In order to resolve this problem, a movement began to establish means based on molecular structures, and in AD 1892, the first international proposal (the so-called "Geneva Rules") was made. However, as this proposal could be applied only to a portion of organic compounds, this was revised and extended by the Commission for the Reform of Nomenclature in Organic Chemistry of the International Union of Chemistry (I.U.C.), and this work was succeeded by the Commission of Nomenclature of Organic Chemistry of the International Union of Pure and Applied Chemistry (I.U.P.A.C.).
This commission continues its work to complete the establishment of a set of IUPAC NOMENCLATURE RULES, but as compounds of new types appear, the rules are revised and supplemented in extensive detail, so that a consistency in the rules is becoming scarce, and the corpus has become a rule book of over several hundred basic terms and over 300 pages. As a result, this nomenclature has become a useful tool for nomenclature specialists, but a grammatically difficult "Basque tongue" for students new to chemistry.

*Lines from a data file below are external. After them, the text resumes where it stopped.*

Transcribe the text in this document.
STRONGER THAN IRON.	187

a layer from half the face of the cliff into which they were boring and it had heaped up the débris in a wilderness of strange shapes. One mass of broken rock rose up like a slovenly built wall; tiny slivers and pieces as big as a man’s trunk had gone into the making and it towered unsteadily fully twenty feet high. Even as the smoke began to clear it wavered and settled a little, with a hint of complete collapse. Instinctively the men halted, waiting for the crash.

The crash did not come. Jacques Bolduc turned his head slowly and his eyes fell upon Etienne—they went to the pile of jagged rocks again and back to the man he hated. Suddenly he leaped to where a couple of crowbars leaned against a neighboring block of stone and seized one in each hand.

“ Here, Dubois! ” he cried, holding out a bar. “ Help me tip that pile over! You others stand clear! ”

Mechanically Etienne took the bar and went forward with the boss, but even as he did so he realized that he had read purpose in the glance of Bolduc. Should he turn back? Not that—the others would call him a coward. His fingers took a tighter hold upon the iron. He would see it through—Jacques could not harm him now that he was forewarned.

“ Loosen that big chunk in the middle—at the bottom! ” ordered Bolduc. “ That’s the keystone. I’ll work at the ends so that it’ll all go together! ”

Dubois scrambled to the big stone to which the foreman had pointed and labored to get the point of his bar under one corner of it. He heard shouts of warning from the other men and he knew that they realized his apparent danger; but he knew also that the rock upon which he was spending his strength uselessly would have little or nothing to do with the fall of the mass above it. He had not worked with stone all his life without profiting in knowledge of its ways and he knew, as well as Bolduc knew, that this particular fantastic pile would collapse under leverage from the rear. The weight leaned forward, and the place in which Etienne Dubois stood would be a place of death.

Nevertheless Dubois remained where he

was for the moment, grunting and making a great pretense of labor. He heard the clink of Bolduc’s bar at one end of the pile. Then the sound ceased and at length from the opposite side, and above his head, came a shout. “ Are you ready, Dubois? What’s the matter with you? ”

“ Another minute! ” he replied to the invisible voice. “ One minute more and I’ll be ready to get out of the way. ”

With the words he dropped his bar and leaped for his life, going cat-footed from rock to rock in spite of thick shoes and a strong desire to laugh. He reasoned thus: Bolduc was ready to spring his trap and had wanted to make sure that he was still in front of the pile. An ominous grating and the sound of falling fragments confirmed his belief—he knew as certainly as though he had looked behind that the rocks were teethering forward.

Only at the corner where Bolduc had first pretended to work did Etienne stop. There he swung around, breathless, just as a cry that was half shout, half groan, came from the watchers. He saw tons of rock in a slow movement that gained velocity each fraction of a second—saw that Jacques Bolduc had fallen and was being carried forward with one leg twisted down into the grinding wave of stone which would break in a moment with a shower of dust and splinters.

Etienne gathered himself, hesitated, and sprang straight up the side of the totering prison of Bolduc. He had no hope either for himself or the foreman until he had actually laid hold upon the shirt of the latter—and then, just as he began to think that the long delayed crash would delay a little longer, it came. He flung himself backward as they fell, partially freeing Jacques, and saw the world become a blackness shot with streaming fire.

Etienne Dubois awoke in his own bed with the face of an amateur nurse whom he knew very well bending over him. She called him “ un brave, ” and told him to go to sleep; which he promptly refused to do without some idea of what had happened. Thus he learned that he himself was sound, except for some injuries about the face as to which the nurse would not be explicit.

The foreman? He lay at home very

On the one hand, information on over 6 million organic compounds are now extensively used in chemical industry and research, but notwithstanding the development of computers as tools for information processing, as there is no consistent nomenclature, serial numbers that are unrelated to chemical structures are used in order to relate chemical structures to compound names in computer processing.
On the other hand, we have the Wiswesser Line-Formula Chemical Notation (usually abbreviated as WLN) and Nodal Nomenclature (Noel Lozach, Angew. Chem. Int. Ed. Engl. 18, 887-899 (1979); 23, 33-46 (1984)) which are linear notations or nomenclature of chemical structures that are logically consistent.
In terms of the unequivocal correspondence between notations or names and chemical structures, the former is said to be good, and it is assumed that the latter also corresponds.
WLN is a predominantly character-and-symbol based linear notation that is suitable for information processing using computers, but as it is not in natural language, it lacks straightforwardness for human senses.
The reason that the latter Nodal Nomenclature was assumed to have unequivocal correspondence between names and structures is that in that system, the smallest component of the skeletal structures of compounds as identified as the atom, and their mutual relationship is notated linearly, so that it has similarities to this invention, but its applicability to all compounds has still not been demonstrated.